Una trivella affondata nell'Adriatico rischia di impattare gravemente sull'ecosistema marino: l'allarme è lanciato da Greenpeace.

Trivella affondata nell’Adriatico, rischio disastro ambientale

Fonte immagine: Pixabay

Cresce l’allerta per un possibile disastro ambientale in seguito all’affondamento di una piattaforma di trivellazione nell’Adriatico. Scomparsa il 5 dicembre 2020, forse a causa del forte vento, la trivella è stata in seguito rinvenuta sui fondali tra Italia e Croazia. A lanciare l’allarme è Greenpeace, che teme un ingente sversamento di idrocarburi nelle acque adriatiche.

La trivella scomparsa è stata rinvenuta a circa 40 metri di profondità. Forte preoccupazione da parte di Greenpeace per le sorti della Ivana D, questo il nome della piattaforma. Un impianto che secondo il report “Volano Trivelle” (pubblicato dalla stessa associazione) era giunta al limite della durata di esercizio prevista. Secondo Greenpeace l’Adriatico è popolato di piattaforme anche molto più vecchie di questa, esponendo l’ecosistema marino a un rischio potenzialmente maggiore.

Rischio di un disastro ambientale che sembrerebbe essere diventato già una minaccia concreta per quanto riguarda la Ivana D. A sostenerlo è Alessandro Giannì, direttore delle campagne di Greenpeace Italia:

Le immagini satellitari raccolte da Cova Contro, relative alle ore successive all’incidente, mostrano la presenza di evidenti tracce rilevate dai sistemi satellitari di oil spill detection che, dapprima vicine alle piattaforme, successivamente si disperdono verso le coste croate e italiane.
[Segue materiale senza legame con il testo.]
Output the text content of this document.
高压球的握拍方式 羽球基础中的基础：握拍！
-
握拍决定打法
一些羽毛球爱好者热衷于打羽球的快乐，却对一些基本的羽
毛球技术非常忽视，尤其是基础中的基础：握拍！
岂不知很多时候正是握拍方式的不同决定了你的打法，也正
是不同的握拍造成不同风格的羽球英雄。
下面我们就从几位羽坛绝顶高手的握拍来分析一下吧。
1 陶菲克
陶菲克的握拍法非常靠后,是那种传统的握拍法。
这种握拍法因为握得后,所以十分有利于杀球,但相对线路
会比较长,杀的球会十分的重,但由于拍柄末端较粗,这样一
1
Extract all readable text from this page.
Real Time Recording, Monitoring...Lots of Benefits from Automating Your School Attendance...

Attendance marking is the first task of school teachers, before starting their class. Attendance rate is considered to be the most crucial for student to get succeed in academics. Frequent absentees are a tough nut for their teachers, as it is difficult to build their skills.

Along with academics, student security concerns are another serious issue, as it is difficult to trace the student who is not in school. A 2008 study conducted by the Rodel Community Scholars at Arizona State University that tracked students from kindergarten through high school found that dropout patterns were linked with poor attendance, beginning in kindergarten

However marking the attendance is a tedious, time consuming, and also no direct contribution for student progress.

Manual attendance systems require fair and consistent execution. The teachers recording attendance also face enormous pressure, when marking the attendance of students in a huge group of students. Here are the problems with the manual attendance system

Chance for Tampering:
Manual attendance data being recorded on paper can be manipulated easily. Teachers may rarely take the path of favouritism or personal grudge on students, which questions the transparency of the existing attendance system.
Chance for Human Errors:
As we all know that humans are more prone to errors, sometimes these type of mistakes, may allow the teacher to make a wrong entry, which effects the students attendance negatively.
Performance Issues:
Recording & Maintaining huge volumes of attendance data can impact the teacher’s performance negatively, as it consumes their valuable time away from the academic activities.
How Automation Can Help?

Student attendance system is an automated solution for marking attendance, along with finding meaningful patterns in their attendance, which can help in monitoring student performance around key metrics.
Chiediamo alle autorità preposte di verificare quanto accaduto e se ci siano stati fenomeni di inquinamento a seguito dell’affondamento della Ivana D.

Greenpeace chiede smantellamento di ogni trivella “datata”

Anche alla luce di quanto sta accadendo in questi giorni è necessario intervenire, conclude Greenpeace, con lo smantellamento dei vecchi impianti. Troppo elevato il rischio per l’ambiente, ha concluso Giannì:

A febbraio scadono i termini della moratoria che ha congelato ogni nuova attività estrattiva e di ricerca negli ultimi due anni. Greenpeace chiede con forza una norma che blocchi per sempre ogni nuova attività estrattiva in acque italiane. Abbiamo bisogno di una rivoluzione energetica che renda questo Paese cento per cento rinnovabile, creando posti di lavoro e tutelando clima e ambiente. Si può fare, è il momento di agire.